M. Taillon (Patrick) : Bien,
il faut prendre le temps de se mettre dans la peau du Conseil de la
magistrature. Pour eux, c'est sûr que c'est plus commode de ne pas avoir à
présenter des prévisions ou ne pas avoir à présenter des demandes de crédits
supplémentaires s'il y a des imprévus. Alors, je les comprends de considérer
que, pour eux, la situation actuelle présente des avantages sur le plan de la
commodité administrative qui sont avantageuse. Mais, après, quand ils
prétendent dans leurs mémoires que c'est une atteinte à l'état actuel du droit
positif, bien, moi, je demande à savoir quelle décision dit cela, parce qu'en
l'état actuel de l'indépendance judiciaire non pas comme un idéal absolu que
l'on peut vouloir mobiliser pour faire mieux, mais tout simplement comme
exigences requises par le droit positif je ne vois pas du tout l'embryon d'une
telle limite. Puis après, c'est une question de choix, le législateur québécois
est libre de décider s'il préfère garder le régime actuel avec ses avantages et
ses inconvénients ou s'il préfère aller vers un autre régime qui a d'autres
avantages et d'autres inconvénients.
• (15 h 50) •
M. Jolin-Barrette : Parce que
l'on comprend que le régime actuel, le fait d'être branché directement sur le
fonds consolidé, c'est qu'il n'y a aucune mesure de contrôle. Dans le fond, je
vous donne un comparatif, professeur Taillon. Les parlementaires ou les
ministres, ils ont un budget qui est déterminé et ça doit être soumis aux
parlementaires pour être autorisé à dépenser le budget, à l'exception... Je
vous donne un exemple. Au ministre de la Justice, on a des crédits permanents
mais qui est le programme d'indemnisation des victimes d'actes criminels. Et
ça, c'est un droit, dès que vous vous qualifiez, le citoyen a droit à
l'indemnisation. Donc, ce sont des crédits permanents. Là, dans la situation du
Conseil de la magistrature, contrairement à d'autres organismes
disciplinaires... Je vous donne un exemple, le Conseil de la justice
administrative, ce sont des crédits votés. Il n'y a pas d'enjeu à ce niveau-là.

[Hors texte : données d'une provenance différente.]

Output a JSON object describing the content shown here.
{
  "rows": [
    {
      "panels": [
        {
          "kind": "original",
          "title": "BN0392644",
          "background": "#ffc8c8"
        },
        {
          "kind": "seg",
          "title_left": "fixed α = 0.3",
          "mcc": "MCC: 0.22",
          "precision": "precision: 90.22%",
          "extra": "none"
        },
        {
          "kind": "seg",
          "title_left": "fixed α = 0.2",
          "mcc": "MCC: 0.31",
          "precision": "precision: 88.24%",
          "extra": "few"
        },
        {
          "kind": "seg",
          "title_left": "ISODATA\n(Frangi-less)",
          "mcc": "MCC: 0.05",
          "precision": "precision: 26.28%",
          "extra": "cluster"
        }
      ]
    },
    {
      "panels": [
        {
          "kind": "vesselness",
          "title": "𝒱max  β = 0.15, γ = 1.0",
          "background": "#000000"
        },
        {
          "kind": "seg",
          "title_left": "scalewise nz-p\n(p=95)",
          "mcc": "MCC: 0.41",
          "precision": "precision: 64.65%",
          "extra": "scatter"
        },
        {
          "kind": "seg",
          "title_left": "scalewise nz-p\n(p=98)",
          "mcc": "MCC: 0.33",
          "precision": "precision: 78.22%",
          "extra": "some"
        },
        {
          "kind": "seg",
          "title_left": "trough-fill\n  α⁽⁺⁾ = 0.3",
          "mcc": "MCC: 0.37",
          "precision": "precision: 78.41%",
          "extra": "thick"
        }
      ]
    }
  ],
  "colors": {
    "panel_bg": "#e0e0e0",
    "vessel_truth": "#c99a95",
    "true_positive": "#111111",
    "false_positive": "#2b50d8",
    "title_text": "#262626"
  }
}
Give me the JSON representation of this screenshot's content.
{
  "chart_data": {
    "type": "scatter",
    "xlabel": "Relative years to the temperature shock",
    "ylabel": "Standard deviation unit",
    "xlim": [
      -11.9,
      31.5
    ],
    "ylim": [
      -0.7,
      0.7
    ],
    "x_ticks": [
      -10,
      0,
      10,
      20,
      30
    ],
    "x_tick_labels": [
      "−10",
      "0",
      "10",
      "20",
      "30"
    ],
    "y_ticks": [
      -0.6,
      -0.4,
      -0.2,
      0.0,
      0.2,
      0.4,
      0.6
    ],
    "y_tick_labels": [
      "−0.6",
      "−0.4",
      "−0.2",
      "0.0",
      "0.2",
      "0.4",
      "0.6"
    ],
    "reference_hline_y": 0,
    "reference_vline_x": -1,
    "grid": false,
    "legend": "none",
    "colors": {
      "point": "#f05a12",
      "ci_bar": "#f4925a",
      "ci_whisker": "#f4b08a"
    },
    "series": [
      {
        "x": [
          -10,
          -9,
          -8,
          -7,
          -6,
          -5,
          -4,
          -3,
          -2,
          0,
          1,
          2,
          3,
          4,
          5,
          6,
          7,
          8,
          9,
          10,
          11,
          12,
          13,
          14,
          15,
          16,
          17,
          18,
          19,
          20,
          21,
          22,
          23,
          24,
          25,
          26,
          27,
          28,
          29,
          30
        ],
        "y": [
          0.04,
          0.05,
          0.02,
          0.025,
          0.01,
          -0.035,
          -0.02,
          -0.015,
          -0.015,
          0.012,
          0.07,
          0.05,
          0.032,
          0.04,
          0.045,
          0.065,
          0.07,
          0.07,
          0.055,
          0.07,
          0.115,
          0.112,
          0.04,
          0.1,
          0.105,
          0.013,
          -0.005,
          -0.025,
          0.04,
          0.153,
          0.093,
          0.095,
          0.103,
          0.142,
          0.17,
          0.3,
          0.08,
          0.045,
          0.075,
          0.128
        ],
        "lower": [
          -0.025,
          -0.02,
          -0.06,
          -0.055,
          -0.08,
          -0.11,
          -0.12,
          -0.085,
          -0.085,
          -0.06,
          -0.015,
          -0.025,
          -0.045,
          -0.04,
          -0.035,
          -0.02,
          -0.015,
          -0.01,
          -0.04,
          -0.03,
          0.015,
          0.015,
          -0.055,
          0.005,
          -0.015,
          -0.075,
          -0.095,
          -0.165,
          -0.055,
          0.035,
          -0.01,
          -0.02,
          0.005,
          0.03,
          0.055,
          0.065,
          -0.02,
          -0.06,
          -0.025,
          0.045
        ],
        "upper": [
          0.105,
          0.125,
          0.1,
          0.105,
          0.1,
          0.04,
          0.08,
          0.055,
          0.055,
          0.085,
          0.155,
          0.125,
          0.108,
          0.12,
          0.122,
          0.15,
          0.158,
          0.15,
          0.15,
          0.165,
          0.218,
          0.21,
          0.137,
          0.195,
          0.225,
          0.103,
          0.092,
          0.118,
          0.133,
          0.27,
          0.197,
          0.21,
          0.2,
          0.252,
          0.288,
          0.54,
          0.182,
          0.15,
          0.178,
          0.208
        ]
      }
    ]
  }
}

La Cour du Québec, la Cour supérieure, la Cour d'appel, les crédits des
tribunaux judiciaires, au Québec, dans le portefeuille Justice, ce sont des
crédits votés, mais les tribunaux ne sont pas moins indépendants parce que ce
sont des crédits votés. Qu'est-ce que vous pensez de ça?
M. Taillon (Patrick) : Bien,
c'est ce que je disais tantôt, quand je disais que le régime qui est dans le
projet de loi n° 26, il existe déjà pour d'autres organismes ou organes du
pouvoir judiciaire. Et après, il faut aussi... C'est sûr que, si on se met à
paranoïer ou à inventer que le Parlement va se comporter de façon... de
mauvaise foi puis va refuser les crédits, bien là, oui, effectivement, il y a
un problème pour l'indépendance, mais il faut, au contraire, je pense, présumer
que, si le projet de loi n° 26 est adopté, c'est plus un mécanisme de vote
des crédits qui va se produire, et donc de transparence, de discussions
éventuellement, mais non pas un mécanisme qui va nous plonger dans une
dynamique où les parlementaires vont rejeter systématiquement les demandes de
crédits. La preuve, depuis des...
M. Taillon (Patrick) : ...années,
voire des décennies, ça fonctionne très bien, les parlementaires votent les
crédits pour les autres organismes avec la bonne foi, la déférence que commande
l'idéal d'indépendance judiciaire. Donc, je trouve que l'exemple des autres organismes
qui font partie du pouvoir judiciaire québécois, et ailleurs dans le Canada,
vont nous permettre d'illustrer que ça peut fonctionner si c'est ce que le
législateur québécois veut faire et élargir comme régime.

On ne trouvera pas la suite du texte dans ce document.